Strictly implementing the aforementioned techniques should allow you to fix your sleep schedule anywhere from a few days to a few weeks. However, there is a technique that could allow you to fix your broken sleep schedule in one day. If you have a poor sleep cycle that routinely has you awake until 3 am and then sleeping in until noon but need a quick fix to reset your body clock, you might have some luck in resetting your circadian rhythm with an all-nighter.

Although doctors recommend avoiding this technique, not sleeping for an entire night and then staying awake the following day can be an effective (albeit dangerous) way of getting your sleep schedule back on track in limited time, just so long as you do go to bed at a healthy time the following day and allow yourself an extra hour or so to begin the recovery from sleep debt.
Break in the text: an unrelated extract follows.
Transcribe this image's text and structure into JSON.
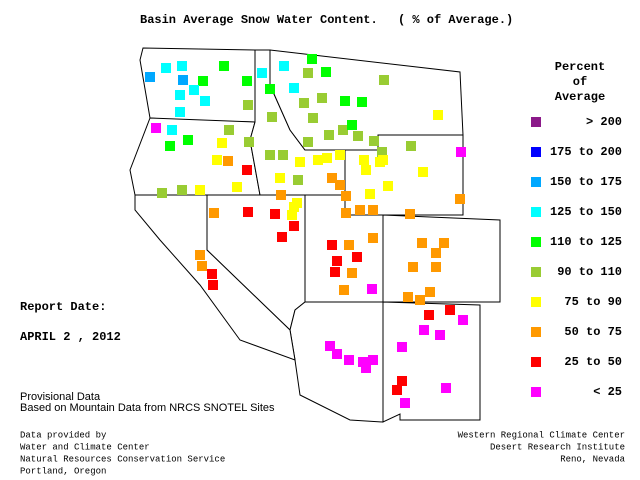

This technique should only be used as a last resort in the case of an emergency.

How to Tell if You Have a Sleep Disorder

Sometimes all of the natural techniques and products in the world aren't enough to fix poor sleeping patterns or improve your sleep quality if there is an underlying issue. Conditions like chronic insomnia, sleep apnea, and other parasomnias often require medical intervention and a combination of medication and therapy to treat. If you have attempted the techniques mentioned in this article and your sleeping schedule is still poor, then it is a sign that you might need to see a specialist.